Na busca por uma solução eficaz para esse problema, é essencial distinguir a litigância predatória de outros fenômenos jurídicos semelhantes. A litigância de massa, por exemplo, embora envolva elevado número de ações, decorre de conflitos reais e legítimos, sendo reflexo de problemas estruturais, como falhas regulatórias ou violações em larga escala no país, sendo, portanto, demandas lícitas. Já a litigância de má-fé envolve comportamentos pontuais e dolosos que atentam contra a boa-fé processual, a exemplo do uso de argumentos ou documentos falsos, manipulação de partes e testemunhas, abuso de direito, recursos protelatórios, entre outras variadas condutas que podem obstar a realização da justiça. A litigância predatória, por sua vez, conjuga elementos de ambos os fenômenos anteriores sem, contudo, confundir-se com eles, unindo a ilicitude das condutas e o volume massivo de ações.

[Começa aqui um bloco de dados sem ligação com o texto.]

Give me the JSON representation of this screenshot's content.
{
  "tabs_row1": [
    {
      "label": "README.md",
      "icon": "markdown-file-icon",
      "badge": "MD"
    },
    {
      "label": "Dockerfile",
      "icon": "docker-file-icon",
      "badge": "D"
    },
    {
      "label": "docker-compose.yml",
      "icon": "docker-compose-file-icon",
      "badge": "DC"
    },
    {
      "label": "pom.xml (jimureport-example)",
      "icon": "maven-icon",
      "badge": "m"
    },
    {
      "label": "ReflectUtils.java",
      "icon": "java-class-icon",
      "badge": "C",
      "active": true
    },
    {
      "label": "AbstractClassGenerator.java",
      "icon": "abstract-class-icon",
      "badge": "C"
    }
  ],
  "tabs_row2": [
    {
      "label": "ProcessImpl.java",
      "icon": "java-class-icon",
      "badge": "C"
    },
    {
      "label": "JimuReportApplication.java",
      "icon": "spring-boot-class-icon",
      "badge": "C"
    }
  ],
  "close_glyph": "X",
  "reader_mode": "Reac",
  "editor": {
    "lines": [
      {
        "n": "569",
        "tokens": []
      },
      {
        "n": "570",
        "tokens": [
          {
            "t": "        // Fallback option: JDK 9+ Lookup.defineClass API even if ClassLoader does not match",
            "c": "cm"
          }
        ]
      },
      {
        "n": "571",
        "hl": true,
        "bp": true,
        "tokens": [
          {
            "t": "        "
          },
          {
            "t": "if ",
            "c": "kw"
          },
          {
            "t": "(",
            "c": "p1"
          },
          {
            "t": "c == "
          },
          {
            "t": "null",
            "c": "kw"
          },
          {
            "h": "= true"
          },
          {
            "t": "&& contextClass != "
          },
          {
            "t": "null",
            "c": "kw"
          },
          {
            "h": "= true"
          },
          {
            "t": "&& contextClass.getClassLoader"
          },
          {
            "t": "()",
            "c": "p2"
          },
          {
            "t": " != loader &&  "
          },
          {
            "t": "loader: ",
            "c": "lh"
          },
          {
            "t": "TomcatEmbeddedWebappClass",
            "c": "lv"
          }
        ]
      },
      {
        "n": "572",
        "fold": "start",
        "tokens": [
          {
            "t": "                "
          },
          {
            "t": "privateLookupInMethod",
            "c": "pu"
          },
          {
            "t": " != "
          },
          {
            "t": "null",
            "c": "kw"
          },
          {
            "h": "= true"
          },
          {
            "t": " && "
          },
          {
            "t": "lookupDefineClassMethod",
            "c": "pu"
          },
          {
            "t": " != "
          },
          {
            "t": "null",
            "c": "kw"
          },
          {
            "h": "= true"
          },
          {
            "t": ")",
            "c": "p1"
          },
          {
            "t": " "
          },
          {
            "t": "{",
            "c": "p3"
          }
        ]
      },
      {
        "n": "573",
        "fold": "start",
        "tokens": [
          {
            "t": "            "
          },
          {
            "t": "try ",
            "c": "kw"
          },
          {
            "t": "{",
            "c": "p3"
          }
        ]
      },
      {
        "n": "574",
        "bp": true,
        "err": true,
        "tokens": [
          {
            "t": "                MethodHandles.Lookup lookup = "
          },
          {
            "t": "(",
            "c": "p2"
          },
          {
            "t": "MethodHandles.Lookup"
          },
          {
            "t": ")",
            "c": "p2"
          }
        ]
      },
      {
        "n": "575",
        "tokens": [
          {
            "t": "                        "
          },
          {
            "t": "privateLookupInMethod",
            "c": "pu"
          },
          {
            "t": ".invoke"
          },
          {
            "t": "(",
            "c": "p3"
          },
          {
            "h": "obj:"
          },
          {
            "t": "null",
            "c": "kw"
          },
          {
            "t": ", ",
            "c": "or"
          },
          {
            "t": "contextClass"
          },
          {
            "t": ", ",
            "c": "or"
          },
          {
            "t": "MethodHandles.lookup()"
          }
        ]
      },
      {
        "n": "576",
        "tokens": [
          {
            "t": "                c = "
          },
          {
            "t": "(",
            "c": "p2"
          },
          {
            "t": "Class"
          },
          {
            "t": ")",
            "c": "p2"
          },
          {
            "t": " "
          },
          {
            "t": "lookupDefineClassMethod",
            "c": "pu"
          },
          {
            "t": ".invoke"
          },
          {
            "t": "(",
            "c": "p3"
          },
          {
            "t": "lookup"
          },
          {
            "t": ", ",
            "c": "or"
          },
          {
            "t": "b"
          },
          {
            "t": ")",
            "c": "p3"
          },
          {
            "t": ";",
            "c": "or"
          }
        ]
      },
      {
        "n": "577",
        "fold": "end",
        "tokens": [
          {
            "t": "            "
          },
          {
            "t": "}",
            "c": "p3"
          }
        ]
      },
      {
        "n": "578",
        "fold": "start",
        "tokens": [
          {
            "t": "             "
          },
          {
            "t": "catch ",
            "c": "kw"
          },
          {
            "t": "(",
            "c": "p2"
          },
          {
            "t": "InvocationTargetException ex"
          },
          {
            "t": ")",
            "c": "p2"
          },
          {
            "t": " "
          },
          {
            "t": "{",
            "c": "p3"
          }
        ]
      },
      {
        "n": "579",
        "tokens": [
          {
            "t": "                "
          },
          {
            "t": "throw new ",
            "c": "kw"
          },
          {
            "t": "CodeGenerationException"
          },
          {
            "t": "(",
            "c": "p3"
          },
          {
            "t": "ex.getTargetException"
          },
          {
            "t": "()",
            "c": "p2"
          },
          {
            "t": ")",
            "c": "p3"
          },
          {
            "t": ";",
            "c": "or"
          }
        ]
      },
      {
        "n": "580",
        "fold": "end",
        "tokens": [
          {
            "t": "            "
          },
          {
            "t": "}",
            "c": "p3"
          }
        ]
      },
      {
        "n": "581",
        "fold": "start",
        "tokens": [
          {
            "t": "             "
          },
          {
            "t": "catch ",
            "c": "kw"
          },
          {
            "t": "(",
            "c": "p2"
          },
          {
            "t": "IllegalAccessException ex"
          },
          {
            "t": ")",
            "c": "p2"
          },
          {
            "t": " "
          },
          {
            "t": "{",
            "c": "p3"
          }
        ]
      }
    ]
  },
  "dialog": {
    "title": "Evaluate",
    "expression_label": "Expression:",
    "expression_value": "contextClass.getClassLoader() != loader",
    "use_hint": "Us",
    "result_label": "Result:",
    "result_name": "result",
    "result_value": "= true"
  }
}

Em resposta ao crescimento dessas práticas abusivas, o Conselho Nacional de Justiça (CNJ) editou a Recomendação nº 159/2024, aprovada por unanimidade, cujo objetivo é orientar os magistrados e tribunais sobre a identificação, tratamento e prevenção da litigância abusiva.

Tal recomendação já começou a produzir efeitos concretos em diversas jurisdições. No Maranhão, por exemplo, o juízo da 2ª Vara Cível de Caxias/MA determinou a suspensão de centenas de processos envolvendo empréstimos e cartões consignados após a constatação de práticas fraudulentas, como falsificação de documentos e a captação indevida de clientes. No Pará, o juízo da Comarca de São Domingos do Araguaia passou a exigir documentação robusta em processos com suspeita de conduta abusiva, já na petição inicial, como forma de comprovar a legitimidade do interesse de agir e viabilizar a instrução e o correto exame das demandas.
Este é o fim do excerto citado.